Auch eine tiefer gehende soziolinguistische Untersuchung könnte ebenso wie eine Betrachtung der natürlicherweise vorhandenen Wechselwirkung der Hamburger Mundart mit dem Umland der Stadt neue Erkenntnisse bringen.
Outline:
Einleitung
Die Entstehung der Hamburger Mundart
Zum Unterschied zwischen Geest- und Masch-Dialekten
Der Vokal „a“
Die Diphthonge [œ͡ɪ] und [ɔ͡ø]
Die Vokale [ʏ] ≠ [ʊ] und [œ] ≠ [ɔ]
Der Diphthong [ɔ͡ʊ]
Inter-syllabisch [-v-] (Geest) ≠ [-b-] (Masch)
Hamburger Missingsch
Merkmale der Hamburger Mundart
Akzentsilben mit anlautendem Konsonantismus
Akzentsilben mit inlautendem Konsonantismus
Akzentsilben mit auslautendem Konsonantismus
Akzentsilben, Vokalismus, Kurzvokale
Vokalismus, Langvokale
Vokalismus, Diphthonge
Nebenakzent
Prosodie
Soziolinguistische Merkmale Hamburger Mundart
Schlussbetrachtung
Literaturverzeichnis
Aus der Arbeit:
''Die Hamburger Mundart hat ihren Ursprung im Hamburger Platt, welches zunächst einmal sämtliche Formen des in Hamburg gesprochenen Plattdeutschen bezeichnet.

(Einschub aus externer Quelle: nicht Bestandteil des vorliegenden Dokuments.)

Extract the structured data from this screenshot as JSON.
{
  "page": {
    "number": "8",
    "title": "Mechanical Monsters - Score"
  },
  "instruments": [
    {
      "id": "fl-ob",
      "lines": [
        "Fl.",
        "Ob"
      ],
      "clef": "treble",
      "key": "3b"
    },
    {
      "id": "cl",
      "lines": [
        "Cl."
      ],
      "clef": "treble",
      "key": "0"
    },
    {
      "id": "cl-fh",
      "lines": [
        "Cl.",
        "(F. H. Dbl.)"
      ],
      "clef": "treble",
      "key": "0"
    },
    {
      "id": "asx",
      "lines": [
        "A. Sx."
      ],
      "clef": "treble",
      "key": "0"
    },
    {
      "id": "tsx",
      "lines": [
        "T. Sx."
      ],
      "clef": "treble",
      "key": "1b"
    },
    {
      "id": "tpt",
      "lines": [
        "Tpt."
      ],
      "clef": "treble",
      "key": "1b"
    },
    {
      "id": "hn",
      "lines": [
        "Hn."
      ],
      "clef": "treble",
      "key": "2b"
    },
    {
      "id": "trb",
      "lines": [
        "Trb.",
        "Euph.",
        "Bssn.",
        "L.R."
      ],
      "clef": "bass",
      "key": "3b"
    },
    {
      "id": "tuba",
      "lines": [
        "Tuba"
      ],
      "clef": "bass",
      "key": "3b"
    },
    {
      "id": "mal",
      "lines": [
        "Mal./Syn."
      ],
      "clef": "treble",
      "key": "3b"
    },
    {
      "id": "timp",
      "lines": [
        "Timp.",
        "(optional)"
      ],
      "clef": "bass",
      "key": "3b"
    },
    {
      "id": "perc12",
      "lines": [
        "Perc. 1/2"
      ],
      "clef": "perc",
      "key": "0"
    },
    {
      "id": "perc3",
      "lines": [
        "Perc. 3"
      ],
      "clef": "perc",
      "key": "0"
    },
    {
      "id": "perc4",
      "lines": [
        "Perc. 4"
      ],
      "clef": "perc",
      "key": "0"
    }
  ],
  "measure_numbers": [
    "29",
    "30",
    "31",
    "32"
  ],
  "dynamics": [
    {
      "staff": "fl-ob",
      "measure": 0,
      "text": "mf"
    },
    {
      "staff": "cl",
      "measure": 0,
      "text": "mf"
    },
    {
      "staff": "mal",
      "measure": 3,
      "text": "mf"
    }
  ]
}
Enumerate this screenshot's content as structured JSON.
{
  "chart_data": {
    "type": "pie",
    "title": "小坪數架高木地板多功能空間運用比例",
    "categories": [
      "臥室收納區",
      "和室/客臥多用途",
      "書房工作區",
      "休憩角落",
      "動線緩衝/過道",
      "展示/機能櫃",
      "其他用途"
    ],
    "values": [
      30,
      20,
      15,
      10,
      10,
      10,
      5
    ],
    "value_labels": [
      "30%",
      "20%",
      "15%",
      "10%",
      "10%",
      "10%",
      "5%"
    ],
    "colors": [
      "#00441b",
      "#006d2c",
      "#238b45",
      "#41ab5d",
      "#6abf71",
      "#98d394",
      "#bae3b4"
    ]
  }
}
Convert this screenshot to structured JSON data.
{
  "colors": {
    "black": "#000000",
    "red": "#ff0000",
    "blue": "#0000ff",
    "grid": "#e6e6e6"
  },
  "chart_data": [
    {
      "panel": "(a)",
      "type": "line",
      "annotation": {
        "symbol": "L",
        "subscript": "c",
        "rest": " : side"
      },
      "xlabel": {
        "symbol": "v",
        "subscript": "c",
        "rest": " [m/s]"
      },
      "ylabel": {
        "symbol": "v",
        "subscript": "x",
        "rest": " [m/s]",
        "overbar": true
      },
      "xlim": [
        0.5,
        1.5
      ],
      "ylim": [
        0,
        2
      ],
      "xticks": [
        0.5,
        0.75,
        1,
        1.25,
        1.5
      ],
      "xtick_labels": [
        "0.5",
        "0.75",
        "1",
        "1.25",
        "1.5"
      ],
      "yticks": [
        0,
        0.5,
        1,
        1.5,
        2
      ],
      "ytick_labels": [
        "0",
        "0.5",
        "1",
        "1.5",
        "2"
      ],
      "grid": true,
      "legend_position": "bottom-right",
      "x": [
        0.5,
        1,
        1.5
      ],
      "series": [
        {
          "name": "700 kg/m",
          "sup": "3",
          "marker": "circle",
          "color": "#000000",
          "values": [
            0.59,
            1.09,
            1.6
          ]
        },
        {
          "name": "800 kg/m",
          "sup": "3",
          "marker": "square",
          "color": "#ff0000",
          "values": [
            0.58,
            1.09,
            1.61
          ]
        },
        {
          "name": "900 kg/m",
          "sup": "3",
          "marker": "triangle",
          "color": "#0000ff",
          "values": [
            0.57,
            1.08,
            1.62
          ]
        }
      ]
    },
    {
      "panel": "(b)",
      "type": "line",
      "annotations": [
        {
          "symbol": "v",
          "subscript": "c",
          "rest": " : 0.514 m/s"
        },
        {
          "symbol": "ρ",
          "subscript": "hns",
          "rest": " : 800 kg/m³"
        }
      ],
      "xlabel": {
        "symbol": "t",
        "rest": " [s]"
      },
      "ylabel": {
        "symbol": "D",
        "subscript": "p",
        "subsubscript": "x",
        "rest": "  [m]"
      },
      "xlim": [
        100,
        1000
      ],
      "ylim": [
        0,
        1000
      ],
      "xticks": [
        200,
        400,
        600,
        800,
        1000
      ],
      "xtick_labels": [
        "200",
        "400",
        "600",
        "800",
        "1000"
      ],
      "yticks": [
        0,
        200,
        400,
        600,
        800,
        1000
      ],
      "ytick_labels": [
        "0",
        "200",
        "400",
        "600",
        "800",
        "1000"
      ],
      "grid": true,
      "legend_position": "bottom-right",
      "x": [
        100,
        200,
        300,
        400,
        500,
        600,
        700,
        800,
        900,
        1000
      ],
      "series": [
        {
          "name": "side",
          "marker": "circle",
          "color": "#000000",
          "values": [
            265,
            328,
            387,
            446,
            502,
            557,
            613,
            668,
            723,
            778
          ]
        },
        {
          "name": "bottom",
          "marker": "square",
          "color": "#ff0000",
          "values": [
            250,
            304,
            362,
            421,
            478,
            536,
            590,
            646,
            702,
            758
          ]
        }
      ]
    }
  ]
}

Das Plattdeutsche lässt sich in Hamburg nach Conrad Borchling in zwei große Gruppen einteilen. Auf der einen Seite stehen die Geest-Dialekte, wobei Geest die trockeneren Gebiete weiter weg von der Elbe bezeichnet. Hierzu gehören vor allem die nördlicheren Gebiete Hamburgs. Auf der anderen Seite stehen die Masch-Dialekte. Masch, oder auch Marsch, bezeichnet die elbnahen Gebiete. Namentlich sind hiermit also die Gebiete Finkenwerder, Wilhelmsburg, Vier- und Marschlande, das Alte Land, Harburg und St. Pauli gemeint.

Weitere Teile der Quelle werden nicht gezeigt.